Edição 12

É dia...

A palavra: do sagrado ao poético

Joana Cavalcante, escritora, professora e assessora de Educação

A palavra mágica
Certa palavra dorme na sombra
De um livro raro.
Como desencantá-la?
É a senha da vida,
A senha do mundo.
Vou procurá-la.

Vou procurá-la a vida inteira
No mundo todo.
Se tarda o encontro, se não a encontro,
Não desanimo;
Procuro sempre.

Procuro sempre, e minha procura
Ficará sendo
Minha palavra.

Carlos Drummond de Andrade

Desde sempre, a palavra foi de busca: pelo Sagrado e pelo Poético, juntam-se os mundos para dizer do homem e seu impulso infinito para o criar, agir, seguir e ser. No princípio, eram o céu, a terra e o mar. A Lua, as estrelas e o Sol moviam-se no espetáculo primordial. Era o início de tudo e uma longa caminhada deveria ser feita até que o animal humano se tornasse o Sujeito do Cogito ergo sum, o que representa ter o domínio da razão e a consciência do ser. Foi o início de tudo. Estávamos no “Era uma vez…”.
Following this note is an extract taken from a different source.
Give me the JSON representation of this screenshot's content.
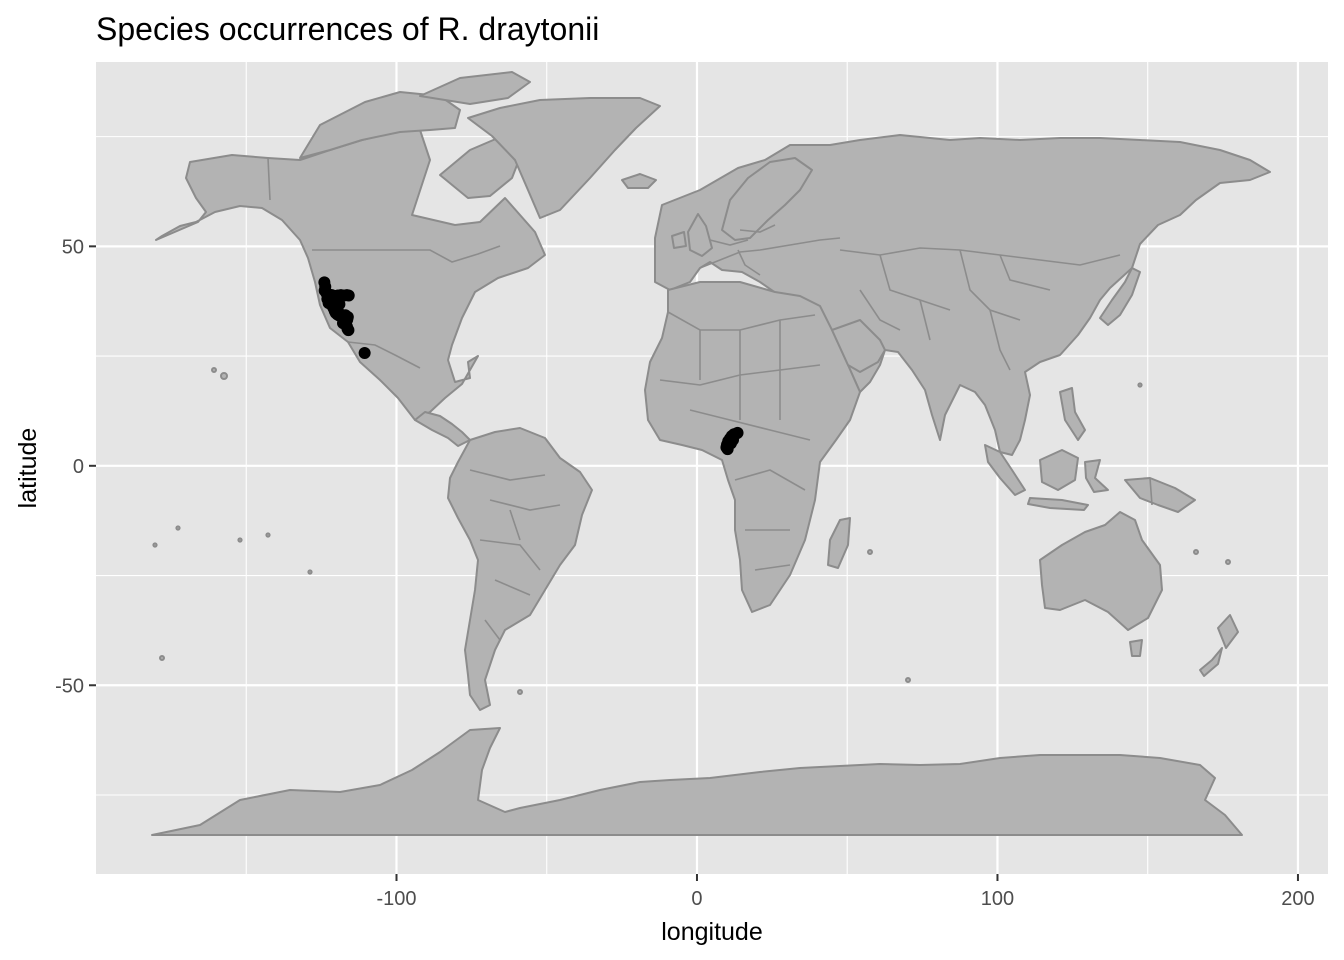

“E disse Deus: façamos o homem à nossa imagem, conforme a nossa semelhança: domine ele sobre os peixes do mar, sobre as aves do céu, sobre todo réptil que se arrasta sobre a terra.”
(Gênesis 1.26)

E assim foi feito. O homem, por seu condicionamento de animal simbólico, na possibilidade de entrar no mundo da linguagem e, com isso, no mundo da cultura. O verbum, a ação se converteu em palavra e esse fato organizou o todo. O poder comunicar não foi suficiente para sair da “selvageria”. Foi necessário reconhecer-se como ser desejante e partir em busca da caça, mas também da partilha. Olhar a chegada do dia, a partida da noite, o Sol com poder de iluminar e passar calor, as estrelas, a Lua, ora redonda, outras vezes fiapo, réstia sobre o mar, chuvas, relâmpagos e trovão. Enfim, um universo a ser compreendido, dominado e explicado. Semeado pela palavra.
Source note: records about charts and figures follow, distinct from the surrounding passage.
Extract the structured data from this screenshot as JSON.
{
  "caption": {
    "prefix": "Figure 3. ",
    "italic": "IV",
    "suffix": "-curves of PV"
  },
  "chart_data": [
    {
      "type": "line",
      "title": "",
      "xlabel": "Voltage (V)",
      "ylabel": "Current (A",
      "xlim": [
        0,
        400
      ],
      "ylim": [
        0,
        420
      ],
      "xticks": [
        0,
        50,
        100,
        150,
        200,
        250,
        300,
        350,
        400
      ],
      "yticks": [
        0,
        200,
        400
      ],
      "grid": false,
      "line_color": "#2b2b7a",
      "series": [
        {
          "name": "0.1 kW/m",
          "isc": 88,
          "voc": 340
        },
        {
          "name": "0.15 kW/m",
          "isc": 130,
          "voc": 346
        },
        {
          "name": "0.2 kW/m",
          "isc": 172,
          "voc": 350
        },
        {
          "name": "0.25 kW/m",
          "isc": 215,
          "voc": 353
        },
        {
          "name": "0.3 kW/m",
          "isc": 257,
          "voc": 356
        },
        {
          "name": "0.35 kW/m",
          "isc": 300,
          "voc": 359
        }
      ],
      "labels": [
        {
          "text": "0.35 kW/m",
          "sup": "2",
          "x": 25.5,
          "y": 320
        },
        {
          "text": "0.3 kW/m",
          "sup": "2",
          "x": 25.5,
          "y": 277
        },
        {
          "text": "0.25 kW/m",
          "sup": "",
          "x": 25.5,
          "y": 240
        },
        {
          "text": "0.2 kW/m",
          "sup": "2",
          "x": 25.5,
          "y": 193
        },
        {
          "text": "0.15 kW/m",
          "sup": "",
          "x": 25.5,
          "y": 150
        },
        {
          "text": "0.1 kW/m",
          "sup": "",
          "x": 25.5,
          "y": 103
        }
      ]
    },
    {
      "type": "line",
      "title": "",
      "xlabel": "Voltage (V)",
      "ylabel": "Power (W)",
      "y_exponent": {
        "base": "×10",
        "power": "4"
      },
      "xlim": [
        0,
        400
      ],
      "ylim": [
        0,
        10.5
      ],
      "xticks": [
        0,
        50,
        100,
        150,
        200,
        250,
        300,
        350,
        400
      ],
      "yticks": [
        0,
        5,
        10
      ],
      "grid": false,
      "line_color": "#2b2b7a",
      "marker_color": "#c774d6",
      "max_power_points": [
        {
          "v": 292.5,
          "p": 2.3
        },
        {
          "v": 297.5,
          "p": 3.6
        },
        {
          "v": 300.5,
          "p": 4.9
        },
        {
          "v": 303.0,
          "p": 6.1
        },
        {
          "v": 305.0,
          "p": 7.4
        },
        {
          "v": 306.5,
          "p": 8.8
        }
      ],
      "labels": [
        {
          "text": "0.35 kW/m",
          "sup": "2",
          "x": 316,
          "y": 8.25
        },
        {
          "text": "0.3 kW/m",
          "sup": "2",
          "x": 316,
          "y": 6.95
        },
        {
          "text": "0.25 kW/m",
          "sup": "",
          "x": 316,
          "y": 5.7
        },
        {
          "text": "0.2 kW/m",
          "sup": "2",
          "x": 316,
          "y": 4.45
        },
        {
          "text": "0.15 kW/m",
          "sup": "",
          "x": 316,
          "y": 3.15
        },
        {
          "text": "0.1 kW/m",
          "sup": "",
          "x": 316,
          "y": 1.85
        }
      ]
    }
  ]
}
“O Semeador semeia a palavra. E os que estão junto do caminho são aqueles em que a palavra é semeada (…) Aqueles outros que foram semeados em boa terra são os que ouvem a palavra e a recebem, e dão fruto, a trinta, a sessenta, e a cem, por um.”
Palavra do Semeador, Marcos 4,1-20

A palavra semeada passa a ser metáfora e a carregar em si o sentido da existência; portanto, desde sempre, o sagrado deixou sua impressão e fez da palavra semente em campo fértil, pronta para brotar poesia, palavra multiplicada florando nos canteiros da alma humana.
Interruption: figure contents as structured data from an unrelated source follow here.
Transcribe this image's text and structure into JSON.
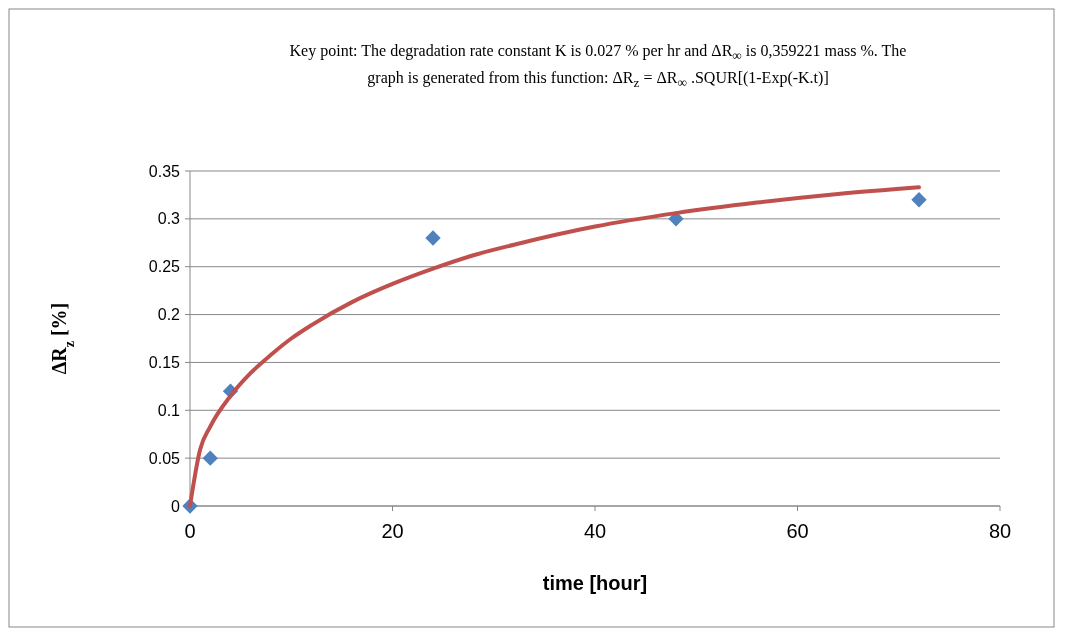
{
  "chart_data": {
    "type": "scatter",
    "title": "Key point: The  degradation rate constant K is 0.027 % per hr and ΔR$_{∞}$ is 0,359221 mass %. The graph is generated from this function: ΔR$_{z}$ = ΔR$_{∞}$ .SQUR[(1-Exp(-K.t)]",
    "xlabel": "time [hour]",
    "ylabel": "ΔR$_{z}$ [%]",
    "xlim": [
      0,
      80
    ],
    "xticks": [
      0,
      20,
      40,
      60,
      80
    ],
    "ylim": [
      0,
      0.35
    ],
    "yticks": [
      0,
      0.05,
      0.1,
      0.15,
      0.2,
      0.25,
      0.3,
      0.35
    ],
    "grid": "y",
    "series": [
      {
        "color": "#4f81bd",
        "marker": "diamond",
        "x": [
          0,
          2,
          4,
          24,
          48,
          72
        ],
        "values": [
          0,
          0.05,
          0.12,
          0.28,
          0.3,
          0.32
        ]
      },
      {
        "type": "line",
        "color": "#c0504d",
        "marker": "none",
        "line_style": "solid",
        "x": [
          0,
          1,
          2,
          4,
          6,
          8,
          10,
          12,
          16,
          20,
          24,
          28,
          32,
          40,
          48,
          56,
          64,
          72
        ],
        "values": [
          0,
          0.059,
          0.083,
          0.115,
          0.139,
          0.158,
          0.175,
          0.189,
          0.213,
          0.232,
          0.248,
          0.262,
          0.273,
          0.292,
          0.306,
          0.317,
          0.326,
          0.333
        ]
      }
    ]
  }
}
Mas como explicar o que não se compreende? Assim, o sobrenatural celebrado pelos ritos passa a explicar a vida e a palavra converte-se em “realidade”, sendo o mito. Essa foi a primeira forma de narrar, de contar, de revelar e explicar o mistério da existência.

O frio, a fome, o medo, a alegria, a tristeza, a dor e o amor foram, então, tecidos no fio da palavra, que, desdobrando-se, multiplicou-se como numa teia de relações para explodir nas diversas narrativas e contar a história do Homem. Dessa existência plena e precária, capturada pela metáfora que transcende o sagrado para tornar-se poético, transbordante de humanidade.

Assim, o fantástico e o maravilhoso aproveitam-se da capacidade humana de fabular para (re)criar o mundo dos homens no atemporal, aespacial e universal que constitui a experiência simbólica.

Conforme Maria Emília Traça, pesquisadora portuguesa, no seu livro Do Conto Popular ao Fio da Memória, o mito simboliza as crenças de uma comunidade, acontecimentos fabulosos, sempre ligado a um ritual, a um conteúdo cosmogônico, que mais tarde irá, por vezes, se transformar em sagas, lendas e contos. Assim, “O ato de contar, narrar histórias, coloca-nos na presença de ritual sagrado, pois é presença de uma palavra enraizada numa voz e num corpo” (in TRAÇA, p. 38).

De acordo com muitos autores, todas as formas de contar têm uma origem nas narrativas primordiais, originadas dos mitos e convertidas em contos. Portanto, os contos se constituem, como afirma Stith Thompson, na forma mais universal de todas as narrativas.

Sabemos que essas narrativas tinham tanto caráter funcional como social. Eram recheadas de material proveniente da cultura oral, incluindo-se rituais, crenças, práticas sociais que seguiram redes de significação por meio dessas produções. Todas têm um conteúdo mítico, mesmo que aparentemente estejam longe de se apresentar sob a forma de narrativas com um conteúdo coletivo sagrado.

O próprio ato de contar, narrar histórias, utilizar uma palavra transcendente faz com que a dimensão do verbo extrapole o meramente cotidiano e fugaz para tornar-se revelação. Metáfora.

Assim, temos desde sempre a palavra envolta na aura do sagrado, representativa da alma humana, mergulho na intersubjetividade porque remete para a dimensão eu/outro.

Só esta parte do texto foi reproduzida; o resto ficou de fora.